The strategy will establish competitive transport corridors across the CAREC region, facilitate movement of people and goods across borders, and develop safe, dependable, effective, efficient, and fully integrated transport systems that are environmentally sustainable, the statement issued by ADB said.
Even though Central Asia lies at the center of the Eurasian continent, less than one percent of all trade between Europe and Asia currently goes through the region.
Inadequate transport infrastructure and cumbersome border processes have resulted in nearly all trade going by sea.
The plan calls for 18.7 billion dollar investment over the next decade in six new transport corridors, mainly roads and rail links.
About half of the funds are likely to come from multilateral organisations like ADB, while the rest will come from the countries themselves.
''This is a large and ambitious strategy. It encompasses dozens of projects and will require more than 18 billion dollars in investments over the next decade,'' ADB President Haruhiko Kuroda said in a speech at the conference.
The active implementation of this strategy has the potential to transform the region's economic prospects and the lives of its people, he added.
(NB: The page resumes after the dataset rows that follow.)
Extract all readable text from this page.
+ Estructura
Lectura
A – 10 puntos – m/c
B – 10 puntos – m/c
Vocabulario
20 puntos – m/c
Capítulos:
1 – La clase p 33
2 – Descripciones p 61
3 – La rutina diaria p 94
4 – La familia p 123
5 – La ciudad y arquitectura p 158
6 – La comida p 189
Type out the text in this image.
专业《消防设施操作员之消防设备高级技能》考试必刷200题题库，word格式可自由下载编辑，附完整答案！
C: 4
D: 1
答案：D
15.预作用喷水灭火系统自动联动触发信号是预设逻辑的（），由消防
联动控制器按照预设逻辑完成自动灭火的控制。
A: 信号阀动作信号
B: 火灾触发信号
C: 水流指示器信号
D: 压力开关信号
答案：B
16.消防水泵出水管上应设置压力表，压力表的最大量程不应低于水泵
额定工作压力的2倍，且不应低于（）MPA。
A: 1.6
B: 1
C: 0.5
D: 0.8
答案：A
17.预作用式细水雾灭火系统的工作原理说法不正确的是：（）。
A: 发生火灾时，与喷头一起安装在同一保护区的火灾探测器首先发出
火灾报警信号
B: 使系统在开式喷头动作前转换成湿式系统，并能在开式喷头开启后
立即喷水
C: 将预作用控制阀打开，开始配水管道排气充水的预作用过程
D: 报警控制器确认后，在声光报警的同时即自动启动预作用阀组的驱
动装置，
The plan also calls for the improvement of border crossings to speed trade flows. Customs and immigration procedures are currently bottlenecks for trade in the region.
Historically, Central Asia was braided by multiple routes linking east and west, known as the Silk Road and dating back more than 2,000 years. It was an important economic artery that stretched more than 10,000 kilometers (6,000 miles), from the Mediterranean to China's Yellow River Valley.
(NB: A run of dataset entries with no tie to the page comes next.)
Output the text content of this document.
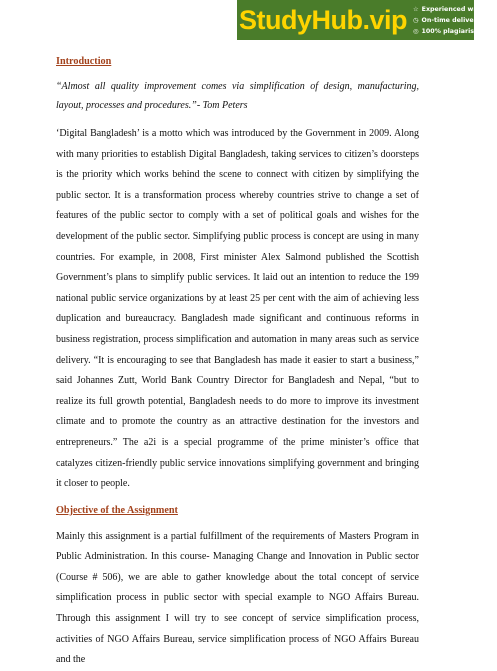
StudyHub.vip ☆ Experienced writers
◷ On-time delivery
◎ 100% plagiarism free

Introduction

“Almost all quality improvement comes via simplification of design, manufacturing, layout, processes and procedures.”- Tom Peters

‘Digital Bangladesh’ is a motto which was introduced by the Government in 2009. Along with many priorities to establish Digital Bangladesh, taking services to citizen’s doorsteps is the priority which works behind the scene to connect with citizen by simplifying the public sector. It is a transformation process whereby countries strive to change a set of features of the public sector to comply with a set of political goals and wishes for the development of the public sector. Simplifying public process is concept are using in many countries. For example, in 2008, First minister Alex Salmond published the Scottish Government’s plans to simplify public services. It laid out an intention to reduce the 199 national public service organizations by at least 25 per cent with the aim of achieving less duplication and bureaucracy. Bangladesh made significant and continuous reforms in business registration, process simplification and automation in many areas such as service delivery. “It is encouraging to see that Bangladesh has made it easier to start a business,” said Johannes Zutt, World Bank Country Director for Bangladesh and Nepal, “but to realize its full growth potential, Bangladesh needs to do more to improve its investment climate and to promote the country as an attractive destination for the investors and entrepreneurs.” The a2i is a special programme of the prime minister’s office that catalyzes citizen-friendly public service innovations simplifying government and bringing it closer to people.

Objective of the Assignment

Mainly this assignment is a partial fulfillment of the requirements of Masters Program in Public Administration. In this course- Managing Change and Innovation in Public sector (Course # 506), we are able to gather knowledge about the total concept of service simplification process in public sector with special example to NGO Affairs Bureau. Through this assignment I will try to see concept of service simplification process, activities of NGO Affairs Bureau, service simplification process of NGO Affairs Bureau and the
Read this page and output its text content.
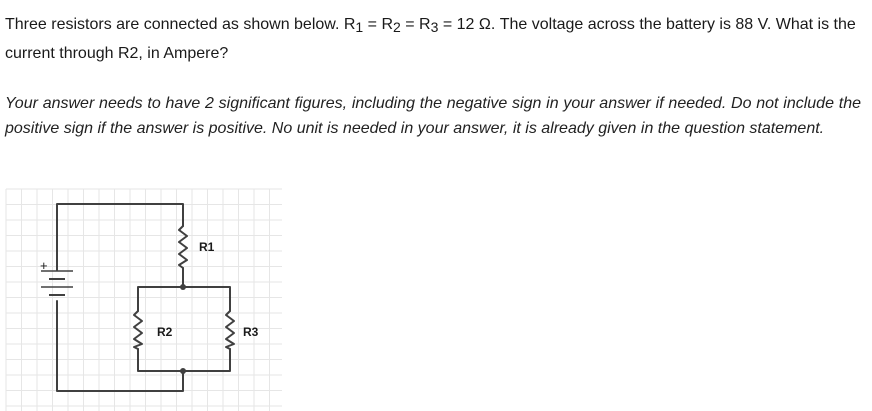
Three resistors are connected as shown below. $R_1 = R_2 = R_3 = 12$ Ω. The voltage across the battery is 88 V. What is the current through R2, in Ampere?
Your answer needs to have 2 significant figures, including the negative sign in your answer if needed. Do not include the positive sign if the answer is positive. No unit is needed in your answer, it is already given in the question statement.
+
R1
R2	R3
The proposed new transport corridors do not follow the exact routes taken by the Silk Road and will not only be orientated east-west, but also north-south, connecting the Central Asian Republics, Russia and China with South Asia and the Gulf.
Titled the Transport and Trade Facilitation Strategy, the plan was proposed by the CAREC Program, which is an ADB-supported initiative to encourage economic cooperation in Central Asia and was established in 1997.
''Creation of safe and reliable transport corridors, together with measures on simplified trade relations as indicated in the CAREC Transport and Trade Facilitation Strategy, will provide an opportunity to improve the general investment climate and to increase the rate of economic development of the region,'' Tajik President Emomali Rakhmon said in his speech at the conference.
At the meeting, the Ministers also agreed to a shared vision for their region for the next decade. It included the aspiration that by 2018 all countries will be members of the World Trade Organisation (WTO).
''Our shared objectives are to significantly increase official trade among CAREC countries as well as with non-CAREC countries and to facilitate and improve the quality of transit trade so as to better integrate with global markets and foreign investors,'' the statement said.
The vision also says that by 2018, governments aim to fulfill Central Asia's potential as an energy hub, to ensure no community is without reliable and affordable electricity.